Odd thing is, the bayricherbeamter are anything but stupid and may even see and desire this.

So, this is what one needs to do:

[mlwmohawk (801821)]

Run Linux
Encrypt Boot and home disks.
Encrypt everything.
md5sum *everything*
Boot off a knoppix or install CD periodically.
Keep a spare motherboard around and/or change motherboards frequently.
Always buy a name brand ethernet card that is a different chipset than your motherboard.
Run wireshark on your laptop which you *NEVER* let out of your sight.

Remember, thieves will only steal your stuff. The government will steal your life and liberty if it is politically possible.

I think I spot a teeny, tiny flaw...

[nick_davison (217681)]

The RFS may be used to read, delete, and alter data.

So, getting this straight... They have the right to modify data in ways that can't be [reasonably] detected... and then they can use this data to press charges?

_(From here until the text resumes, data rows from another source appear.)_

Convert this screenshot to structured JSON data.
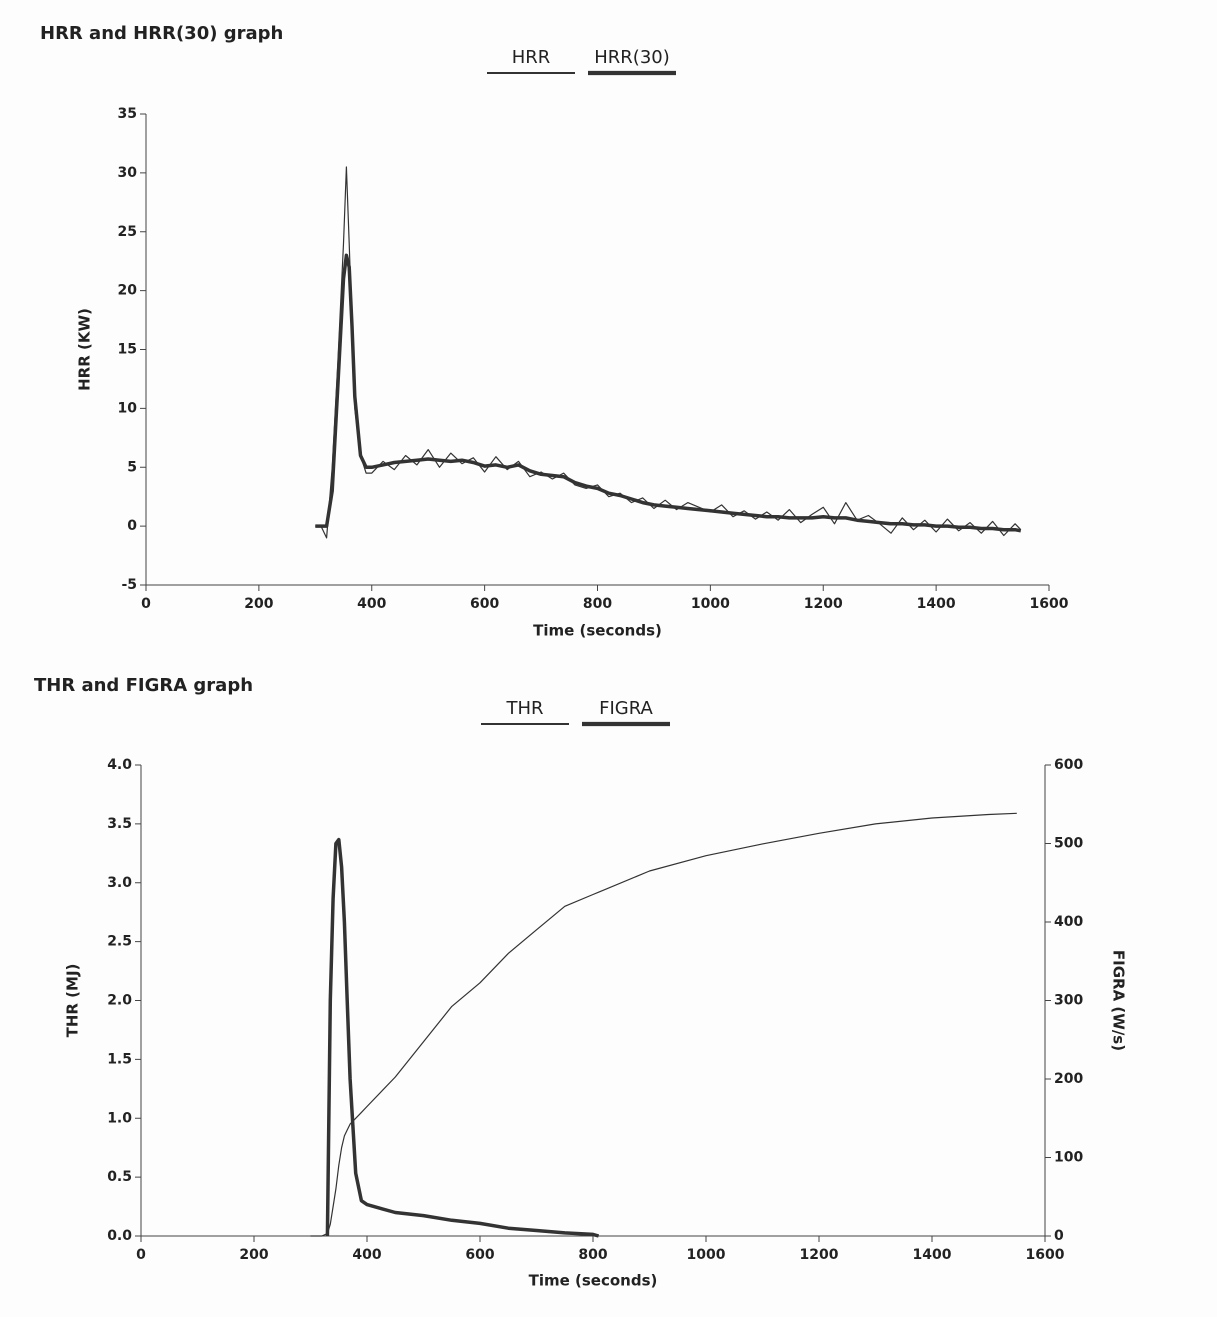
{
  "chart_data": [
    {
      "type": "line",
      "title": "HRR and HRR(30) graph",
      "x_label": "Time (seconds)",
      "y_label": "HRR (KW)",
      "xlim": [
        0,
        1600
      ],
      "xticks": [
        0,
        200,
        400,
        600,
        800,
        1000,
        1200,
        1400,
        1600
      ],
      "ylim": [
        -5,
        35
      ],
      "yticks": [
        -5,
        0,
        5,
        10,
        15,
        20,
        25,
        30,
        35
      ],
      "grid": false,
      "x": [
        300,
        310,
        320,
        330,
        340,
        350,
        355,
        360,
        365,
        370,
        380,
        390,
        400,
        420,
        440,
        460,
        480,
        500,
        520,
        540,
        560,
        580,
        600,
        620,
        640,
        660,
        680,
        700,
        720,
        740,
        760,
        780,
        800,
        820,
        840,
        860,
        880,
        900,
        920,
        940,
        960,
        980,
        1000,
        1020,
        1040,
        1060,
        1080,
        1100,
        1120,
        1140,
        1160,
        1180,
        1200,
        1220,
        1240,
        1260,
        1280,
        1300,
        1320,
        1340,
        1360,
        1380,
        1400,
        1420,
        1440,
        1460,
        1480,
        1500,
        1520,
        1540,
        1550
      ],
      "series": [
        {
          "name": "HRR",
          "color": "#333333",
          "values": [
            0,
            0,
            -1,
            5,
            14,
            24,
            30.5,
            24,
            17,
            10,
            6,
            4.5,
            4.5,
            5.5,
            4.8,
            6,
            5.2,
            6.5,
            5,
            6.2,
            5.3,
            5.8,
            4.6,
            5.9,
            4.8,
            5.5,
            4.2,
            4.6,
            4,
            4.5,
            3.5,
            3.2,
            3.5,
            2.5,
            2.8,
            2,
            2.4,
            1.5,
            2.2,
            1.4,
            2,
            1.6,
            1.2,
            1.8,
            0.8,
            1.3,
            0.6,
            1.2,
            0.5,
            1.4,
            0.3,
            1,
            1.6,
            0.2,
            2,
            0.5,
            0.9,
            0.2,
            -0.6,
            0.7,
            -0.3,
            0.5,
            -0.5,
            0.6,
            -0.4,
            0.3,
            -0.6,
            0.4,
            -0.8,
            0.2,
            -0.3
          ]
        },
        {
          "name": "HRR(30)",
          "color": "#333333",
          "values": [
            0,
            0,
            0,
            3,
            12,
            21,
            23,
            22,
            17,
            11,
            6,
            5,
            5,
            5.2,
            5.4,
            5.5,
            5.6,
            5.7,
            5.6,
            5.5,
            5.6,
            5.4,
            5.1,
            5.2,
            5.0,
            5.2,
            4.7,
            4.4,
            4.3,
            4.2,
            3.7,
            3.4,
            3.2,
            2.8,
            2.6,
            2.3,
            2.0,
            1.8,
            1.7,
            1.6,
            1.5,
            1.4,
            1.3,
            1.2,
            1.1,
            1.0,
            0.9,
            0.8,
            0.8,
            0.7,
            0.7,
            0.7,
            0.8,
            0.7,
            0.7,
            0.5,
            0.4,
            0.3,
            0.2,
            0.2,
            0.1,
            0.1,
            0,
            0,
            -0.1,
            -0.1,
            -0.2,
            -0.2,
            -0.3,
            -0.3,
            -0.4
          ]
        }
      ]
    },
    {
      "type": "line",
      "title": "THR and FIGRA graph",
      "x_label": "Time (seconds)",
      "y_label": "THR (MJ)",
      "y2_label": "FIGRA (W/s)",
      "xlim": [
        0,
        1600
      ],
      "xticks": [
        0,
        200,
        400,
        600,
        800,
        1000,
        1200,
        1400,
        1600
      ],
      "ylim": [
        0,
        4
      ],
      "yticks": [
        {
          "value": 0,
          "label": "0.0"
        },
        {
          "value": 0.5,
          "label": "0.5"
        },
        {
          "value": 1,
          "label": "1.0"
        },
        {
          "value": 1.5,
          "label": "1.5"
        },
        {
          "value": 2,
          "label": "2.0"
        },
        {
          "value": 2.5,
          "label": "2.5"
        },
        {
          "value": 3,
          "label": "3.0"
        },
        {
          "value": 3.5,
          "label": "3.5"
        },
        {
          "value": 4,
          "label": "4.0"
        }
      ],
      "y2lim": [
        0,
        600
      ],
      "y2ticks": [
        0,
        100,
        200,
        300,
        400,
        500,
        600
      ],
      "grid": false,
      "x": [
        300,
        320,
        330,
        335,
        340,
        345,
        350,
        355,
        360,
        365,
        370,
        380,
        390,
        400,
        450,
        500,
        550,
        600,
        650,
        700,
        750,
        800,
        810,
        900,
        1000,
        1100,
        1200,
        1300,
        1400,
        1500,
        1550
      ],
      "series": [
        {
          "name": "THR",
          "color": "#333333",
          "values": [
            0,
            0,
            0.02,
            0.1,
            0.25,
            0.4,
            0.6,
            0.75,
            0.85,
            0.9,
            0.95,
            1.0,
            1.05,
            1.1,
            1.35,
            1.65,
            1.95,
            2.15,
            2.4,
            2.6,
            2.8,
            2.9,
            2.92,
            3.1,
            3.23,
            3.33,
            3.42,
            3.5,
            3.55,
            3.58,
            3.59
          ]
        },
        {
          "name": "FIGRA",
          "color": "#333333",
          "axis": "y2",
          "values": [
            null,
            null,
            0,
            300,
            430,
            500,
            505,
            470,
            400,
            300,
            200,
            80,
            45,
            40,
            30,
            26,
            20,
            16,
            10,
            7,
            4,
            2,
            0,
            null,
            null,
            null,
            null,
            null,
            null,
            null,
            null
          ]
        }
      ]
    }
  ]
}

"Of course not your honor! It was different data we changed. The incredibly convenient file that says, 'I am guilty, it's a fair cop, guv! Oh yeah, it was me!' was there all along."

You're on incredibly shaky ground when you allow the police to manufacture information where they may subsequently use information to support charges. As soon as one dirty cop gets caught manufacturing evidence, you've devalued the entire method for gaining it. How long before the standard defense becomes, "My client has never seen that file before. Given the police routinely add and modify files on people's computers, prove beyond a reasonable doubt that they didn't put it there themselves and then change the logs to simply make it look like my client did it."

Re:

[Creepy Crawler (680178)]

It'd be fun to disassemble, thats for sure.

Re:

[KingOfBLASH (620432)]

A trip wire like for a land mine or methods of destroying the data? I wonder how the defense would stand up in court "I'm sorry judge, if they'd presented me with a warrant I could have given them what they wanted -- but my anti-corporate espionage system destroyed all my data"

Re:Threat to liberty...

[Hatta (162192)]

Yeah it's funny when you put it that way, but that's how it usually is. When a government takes an action under the guise of national security, the nation is actually less secure because a stronger government is a greater threat to liberty.